The parentheses indicate the terms that are considered one unit. When three or more numbers are multiplied, the product is the same regardless of the way in which the numbers are grouped. See also commutative property, distributive property. Associative property of addition associative property explains that the addition of numbers is possible regardless of how they are grouped. To associate means to connect or join with something. Here’s an example of how the product does not change irrespective of how the factors are grouped. The associative property is a math rule that says that the way in which factors are grouped in a multiplication problem does not change the product. The associative property, on the other hand, concerns the grouping of elements in an operation. Here’s an example of how the sum does not change irrespective of how the addends are grouped.

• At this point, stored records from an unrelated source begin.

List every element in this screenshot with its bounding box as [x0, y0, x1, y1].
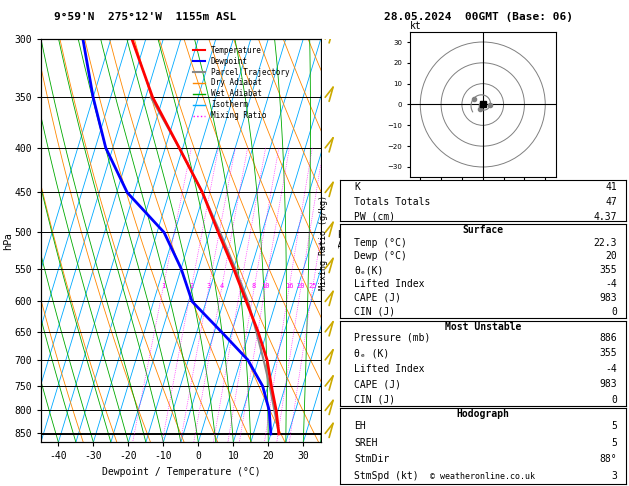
- Text: 886: 886: [599, 333, 617, 343]
- Text: Pressure (mb): Pressure (mb): [354, 333, 430, 343]
- Text: Mixing Ratio (g/kg): Mixing Ratio (g/kg): [320, 195, 328, 291]
- Y-axis label: hPa: hPa: [3, 232, 13, 249]
- Text: © weatheronline.co.uk: © weatheronline.co.uk: [430, 472, 535, 481]
- Text: 88°: 88°: [599, 454, 617, 465]
- Text: 4.37: 4.37: [594, 212, 617, 222]
- Text: Surface: Surface: [462, 225, 503, 235]
- Text: 10: 10: [261, 283, 269, 289]
- Text: Lifted Index: Lifted Index: [354, 364, 425, 374]
- Text: 4: 4: [220, 283, 224, 289]
- Text: Hodograph: Hodograph: [456, 409, 509, 418]
- Text: 25: 25: [308, 283, 317, 289]
- Text: 5: 5: [611, 438, 617, 448]
- Text: PW (cm): PW (cm): [354, 212, 395, 222]
- Text: 355: 355: [599, 265, 617, 275]
- Text: CAPE (J): CAPE (J): [354, 293, 401, 303]
- Text: 8: 8: [252, 283, 256, 289]
- Text: 0: 0: [611, 395, 617, 405]
- Text: Totals Totals: Totals Totals: [354, 197, 430, 207]
- Text: 2: 2: [189, 283, 193, 289]
- Text: 47: 47: [606, 197, 617, 207]
- Text: 22.3: 22.3: [594, 238, 617, 247]
- Text: -4: -4: [606, 364, 617, 374]
- Text: 3: 3: [611, 471, 617, 481]
- Text: 355: 355: [599, 348, 617, 358]
- Text: Temp (°C): Temp (°C): [354, 238, 407, 247]
- Text: 983: 983: [599, 380, 617, 389]
- Text: CIN (J): CIN (J): [354, 395, 395, 405]
- Text: 28.05.2024  00GMT (Base: 06): 28.05.2024 00GMT (Base: 06): [384, 12, 572, 22]
- Text: 1: 1: [161, 283, 165, 289]
- Text: θₑ(K): θₑ(K): [354, 265, 383, 275]
- Text: SREH: SREH: [354, 438, 377, 448]
- Text: 983: 983: [599, 293, 617, 303]
- Text: 41: 41: [606, 182, 617, 192]
- Text: EH: EH: [354, 421, 365, 431]
- X-axis label: Dewpoint / Temperature (°C): Dewpoint / Temperature (°C): [101, 467, 260, 477]
- Text: θₑ (K): θₑ (K): [354, 348, 389, 358]
- Text: StmSpd (kt): StmSpd (kt): [354, 471, 418, 481]
- Text: Dewp (°C): Dewp (°C): [354, 251, 407, 261]
- Text: -4: -4: [606, 279, 617, 289]
- Text: Lifted Index: Lifted Index: [354, 279, 425, 289]
- Text: 3: 3: [206, 283, 211, 289]
- Y-axis label: km
ASL: km ASL: [337, 230, 355, 251]
- Text: 9°59'N  275°12'W  1155m ASL: 9°59'N 275°12'W 1155m ASL: [53, 12, 236, 22]
- Text: CAPE (J): CAPE (J): [354, 380, 401, 389]
- Text: 5: 5: [611, 421, 617, 431]
- Text: Most Unstable: Most Unstable: [445, 322, 521, 332]
- Text: 6: 6: [238, 283, 242, 289]
- Text: CIN (J): CIN (J): [354, 307, 395, 317]
- Text: K: K: [354, 182, 360, 192]
- Text: 20: 20: [296, 283, 305, 289]
- Text: 0: 0: [611, 307, 617, 317]
- Text: 20: 20: [606, 251, 617, 261]
- Text: 16: 16: [285, 283, 293, 289]
- Text: LCL: LCL: [323, 430, 338, 438]
- Text: StmDir: StmDir: [354, 454, 389, 465]
- Legend: Temperature, Dewpoint, Parcel Trajectory, Dry Adiabat, Wet Adiabat, Isotherm, Mi: Temperature, Dewpoint, Parcel Trajectory…: [190, 43, 292, 123]
- Text: kt: kt: [410, 21, 421, 31]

## Associative property definition associative as the name implies, means grouping. What Is The Associative Property

An operation is associative if a change in grouping does not change the results. According to the associative property of multiplication, the product of three or more numbers remains the same regardless of how the numbers are grouped. Grouping means the use of parentheses or brackets to group numbers. Here’s an example of how the product does not change irrespective of how the factors are grouped. The associative property states that the grouping of factors in an operation can be changed without affecting the outcome of the equation. Basic mathematical operations which can be performed using associate property are addition and multiplication. Here’s an example of how the sum does not change irrespective of how the addends are grouped. (2 x 4) x 5 can be changed into 2 x (4 x 5) both expressions create the same result. An operation is associative if a change in grouping does not change the results. Formally, they write this property as a(b + c) = ab + ac.in numbers, this means, for example, that 2(3 + 4) = 2×3 + 2×4.any time they refer in a problem to using the distributive property, they want you to take something through the parentheses (or factor something out); The associative property of multiplication let’s us move / change the placement of grouping symbols. The word associative is taken from the word associate, which means group. The distributive property is easy to remember, if you recall that multiplication distributes over addition. The associative property states that the sum or product of a set of numbers is the same, no matter how the numbers are grouped. This means the parenthesis (or brackets) can be moved. Therefore, the associative property is related to grouping. To associate means to connect or join with something. The associative property involves three or more numbers.

### When three or more numbers are added, the sum is the same regardless of the way in which the numbers are grouped.